To date, the Building Health Partnerships programme, delivered by the Institute of Voluntary Action Research (IVAR) and Social Enterprise UK (SEUK), has helped communities to bring together patients with local, voluntary, community and social enterprise groups.

This has included:

The 10 areas receiving the support will take part across two cohorts, and the first five STP/ICS areas will be:

  • Frimley Health and Care
  • Healthier Lancashire and South Cumbria
  • North Cumbria
  • Nottingham and Nottinghamshire
  • West Yorkshire and Harrogate Health and Care Partnership

These STPs will bring local groups and key decision makers together to put patients at the heart of decision-making, being supported by a series of externally facilitated sessions.

Eight areas received this package of support last year.

Mid and South Essex STP, one of the first areas to benefit, is already showing the value of local collaboration:

  • The partnership procured lung testing equipment to take into the community and, by approaching people at events and clinics, they identified early indicators of respiratory illness in 20% of those tested.
  • Early diagnosis can help prevent flare-ups and stop or slow deterioration of the lungs which can lead to breathlessness and limited mobility.
  • The partnership is also supporting a new “Breathe Easy” group where those with respiratory and lung conditions can get support and advice on treatment, ask questions, access support and take part in social activities.

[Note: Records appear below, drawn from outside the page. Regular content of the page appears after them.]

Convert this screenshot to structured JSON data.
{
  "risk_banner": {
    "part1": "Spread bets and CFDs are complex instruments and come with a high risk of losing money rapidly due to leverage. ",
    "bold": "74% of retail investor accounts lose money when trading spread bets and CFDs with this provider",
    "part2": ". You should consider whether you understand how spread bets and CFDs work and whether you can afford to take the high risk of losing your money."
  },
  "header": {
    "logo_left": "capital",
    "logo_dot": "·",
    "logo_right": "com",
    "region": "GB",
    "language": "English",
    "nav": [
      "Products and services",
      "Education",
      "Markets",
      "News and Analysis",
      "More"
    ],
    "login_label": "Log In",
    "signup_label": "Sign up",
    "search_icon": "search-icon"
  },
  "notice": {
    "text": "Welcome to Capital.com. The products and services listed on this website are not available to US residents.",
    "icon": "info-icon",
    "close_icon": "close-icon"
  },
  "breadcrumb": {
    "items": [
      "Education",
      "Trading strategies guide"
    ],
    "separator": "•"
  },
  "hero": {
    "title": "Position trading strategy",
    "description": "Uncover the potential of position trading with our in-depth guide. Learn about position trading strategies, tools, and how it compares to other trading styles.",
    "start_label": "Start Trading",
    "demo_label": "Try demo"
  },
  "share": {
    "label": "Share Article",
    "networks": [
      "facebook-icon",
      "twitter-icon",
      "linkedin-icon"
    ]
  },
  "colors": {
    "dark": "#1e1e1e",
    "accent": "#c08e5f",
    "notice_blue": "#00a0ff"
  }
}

Michael MacDonnell, Director of System Transformation at NHS England, said: “It’s important we work as closely as we can with a variety of community groups to ensure we get the richest input into designing services. The voices and views of a range of people from different backgrounds and circumstances can really make a difference to the solutions we find.”

Gemma Bull, Director at the Big Lottery Fund, said: “People with real experience of living with health conditions have the insight into what support is needed. We’re pleased that National Lottery funding will be used to bring people and communities together with healthcare professionals to design services that really work for them.”